Earlier this month, Indian refining and petrochemical giant Reliance Industries Ltd. bought 1 million barrels each of the WTI Midland sweet grade and Eagle Ford shale oil for delivery on the west coast in November.
India’s Bharat Oman Refineries Ltd. made its first purchase of Mars crude last month, picking up 1 million barrels of the medium sour US grade for delivery during the third week of November.
Indian Oil Corp. signed an offtake deal in July for 1.6 million barrels of Mars and 400,000 barrels of Western Canadian Select.
BULLISH DUBAI MARKET STRUCTURE
Market sources said earlier this week that a number of Saudi crude oil buyers in Northeast Asia had received up to a 10% reduction in their term volumes for November loadings, while Abu Dhabi National Oil Co. cut its allocations for November-loading crude by up to 15% for most of its customers.
The cuts signal Saudi Arabia and the UAE’s strong commitment under OPEC’s November 30, 2016, deal to reduce production by 486,000 b/d and 139,000 b/d, respectively, from last October levels.
“It all makes perfect sense in terms of market economics.
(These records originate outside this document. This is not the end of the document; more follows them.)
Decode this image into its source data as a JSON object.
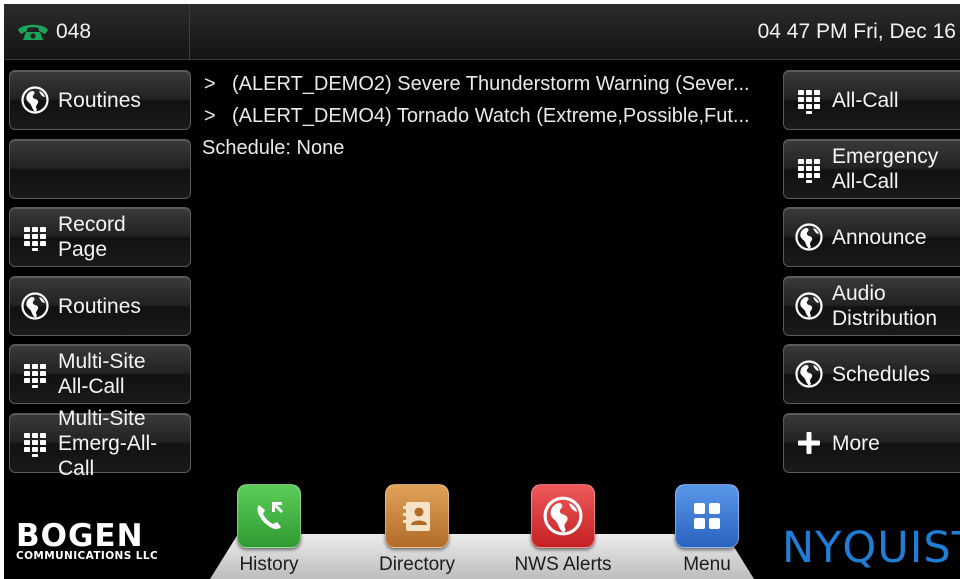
{
  "status_bar": {
    "extension": "048",
    "clock": "04 47 PM Fri, Dec 16"
  },
  "left_buttons": [
    {
      "label": "Routines",
      "icon": "globe-icon"
    },
    {
      "label": "",
      "icon": ""
    },
    {
      "label": "Record\nPage",
      "icon": "keypad-icon"
    },
    {
      "label": "Routines",
      "icon": "globe-icon"
    },
    {
      "label": "Multi-Site\nAll-Call",
      "icon": "keypad-icon"
    },
    {
      "label": "Multi-Site\nEmerg-All-Call",
      "icon": "keypad-icon"
    }
  ],
  "right_buttons": [
    {
      "label": "All-Call",
      "icon": "keypad-icon"
    },
    {
      "label": "Emergency\nAll-Call",
      "icon": "keypad-icon"
    },
    {
      "label": "Announce",
      "icon": "globe-icon"
    },
    {
      "label": "Audio\nDistribution",
      "icon": "globe-icon"
    },
    {
      "label": "Schedules",
      "icon": "globe-icon"
    },
    {
      "label": "More",
      "icon": "plus-icon"
    }
  ],
  "messages": {
    "arrow": ">",
    "alerts": [
      "(ALERT_DEMO2) Severe Thunderstorm Warning (Sever...",
      "(ALERT_DEMO4) Tornado Watch (Extreme,Possible,Fut..."
    ],
    "schedule": "Schedule: None"
  },
  "dock": [
    {
      "label": "History",
      "icon": "phone-history-icon",
      "color": "#3cae3c"
    },
    {
      "label": "Directory",
      "icon": "address-book-icon",
      "color": "#c9853a"
    },
    {
      "label": "NWS Alerts",
      "icon": "globe-icon",
      "color": "#e0393b"
    },
    {
      "label": "Menu",
      "icon": "grid-menu-icon",
      "color": "#3878d4"
    }
  ],
  "logos": {
    "bogen": "BOGEN",
    "bogen_sub": "COMMUNICATIONS LLC",
    "nyquist": "NYQUIST"
  },
  "colors": {
    "phone_icon": "#1aa35a",
    "nyquist_blue": "#1f7fd6"
  }
}
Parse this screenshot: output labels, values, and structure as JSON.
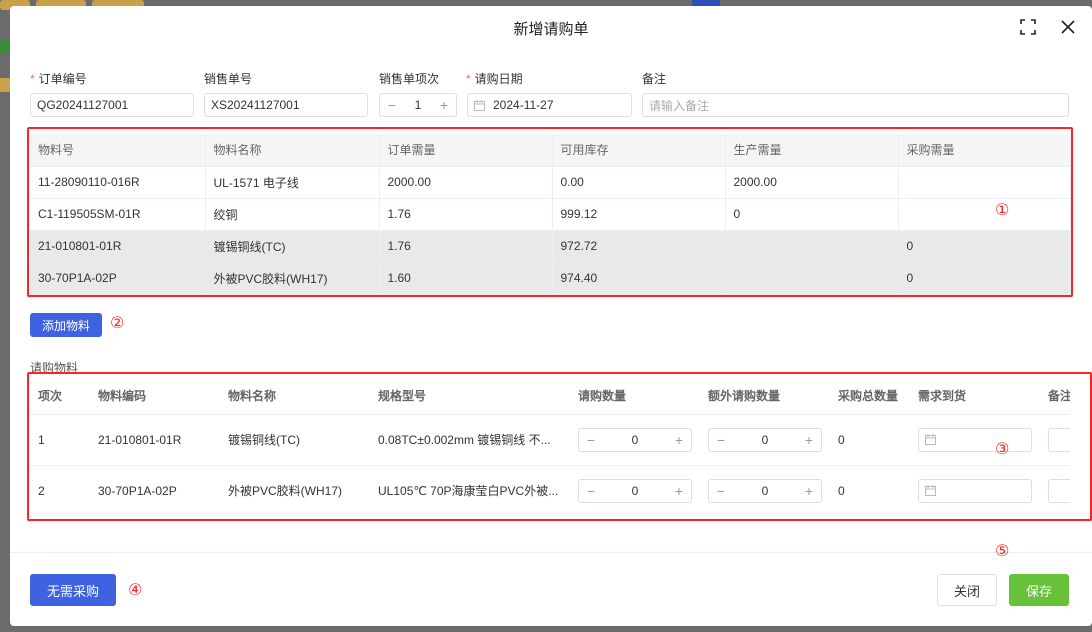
{
  "dialog": {
    "title": "新增请购单"
  },
  "form": {
    "order_no": {
      "label": "订单编号",
      "value": "QG20241127001"
    },
    "sales_order_no": {
      "label": "销售单号",
      "value": "XS20241127001"
    },
    "sales_item_no": {
      "label": "销售单项次",
      "value": "1"
    },
    "request_date": {
      "label": "请购日期",
      "value": "2024-11-27"
    },
    "remark": {
      "label": "备注",
      "placeholder": "请输入备注"
    }
  },
  "materials_table": {
    "headers": [
      "物料号",
      "物料名称",
      "订单需量",
      "可用库存",
      "生产需量",
      "采购需量"
    ],
    "rows": [
      [
        "11-28090110-016R",
        "UL-1571 电子线",
        "2000.00",
        "0.00",
        "2000.00",
        ""
      ],
      [
        "C1-119505SM-01R",
        "绞铜",
        "1.76",
        "999.12",
        "0",
        ""
      ],
      [
        "21-010801-01R",
        "镀锡铜线(TC)",
        "1.76",
        "972.72",
        "",
        "0"
      ],
      [
        "30-70P1A-02P",
        "外被PVC胶料(WH17)",
        "1.60",
        "974.40",
        "",
        "0"
      ]
    ]
  },
  "add_material_button": "添加物料",
  "purchase_section_label": "请购物料",
  "purchase_table": {
    "headers": [
      "项次",
      "物料编码",
      "物料名称",
      "规格型号",
      "请购数量",
      "额外请购数量",
      "采购总数量",
      "需求到货",
      "备注"
    ],
    "rows": [
      {
        "item": "1",
        "code": "21-010801-01R",
        "name": "镀锡铜线(TC)",
        "spec": "0.08TC±0.002mm 镀锡铜线 不...",
        "qty": "0",
        "extra_qty": "0",
        "total": "0"
      },
      {
        "item": "2",
        "code": "30-70P1A-02P",
        "name": "外被PVC胶料(WH17)",
        "spec": "UL105℃ 70P海康莹白PVC外被...",
        "qty": "0",
        "extra_qty": "0",
        "total": "0"
      }
    ]
  },
  "footer": {
    "no_purchase_button": "无需采购",
    "close_button": "关闭",
    "save_button": "保存"
  },
  "annotations": [
    "①",
    "②",
    "③",
    "④",
    "⑤"
  ],
  "colors": {
    "primary": "#3f63e0",
    "success": "#67c23a",
    "annotation_red": "#ff2222"
  }
}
Middle Eastern term barrels [to Asia] are sharply reduced and the Dubai market is very expensive … it really is cheaper to buy US cargoes, even including freight and all,” said a sour crude trader based in Singapore.
Platts assessed front-month cash Dubai at $54.79/b at the close of Asian trade Wednesday, taking into consideration trades for cash Dubai partials at $54.78/b and a bid at that price standing at the end of the Platts Market on Close assessment process in Singapore.
This put the spread between December cash Dubai and December Dubai swap at 59 cents/b, the highest since August 31, 2015, when it was 64 cents/b.
The sustained strength in the Dubai market has subsequently kept WTI prices at a steep discount to the Middle Eastern pricing benchmark.
The spread between the front-month Dubai crude swap against same-month WTI swap has averaged $3.45/b so far in the fourth quarter, up from $2.28/b in Q3, $1.29/b in Q2 and 51 cents/b in Q1, and against an average discount of $1.62/b in Q4 last year, according to Platts data.
A weaker WTI versus Dubai spread typically makes North American crude grades priced against WTI more competitive.
At the same time, WTI/Brent futures spreads have been falling sharply over the past few months, with NYMEX December WTI crude futures seen trading at a discount of $5.43/b to the same-month ICE Brent crude futures at 0830 GMT Thursday.
“Spot differentials in the US are rising too but it’s still cheaper than buying some of the expensive light sour grades in the Middle East, like [Abu Dhabi’s] Murban crude,” said the source based in Seoul.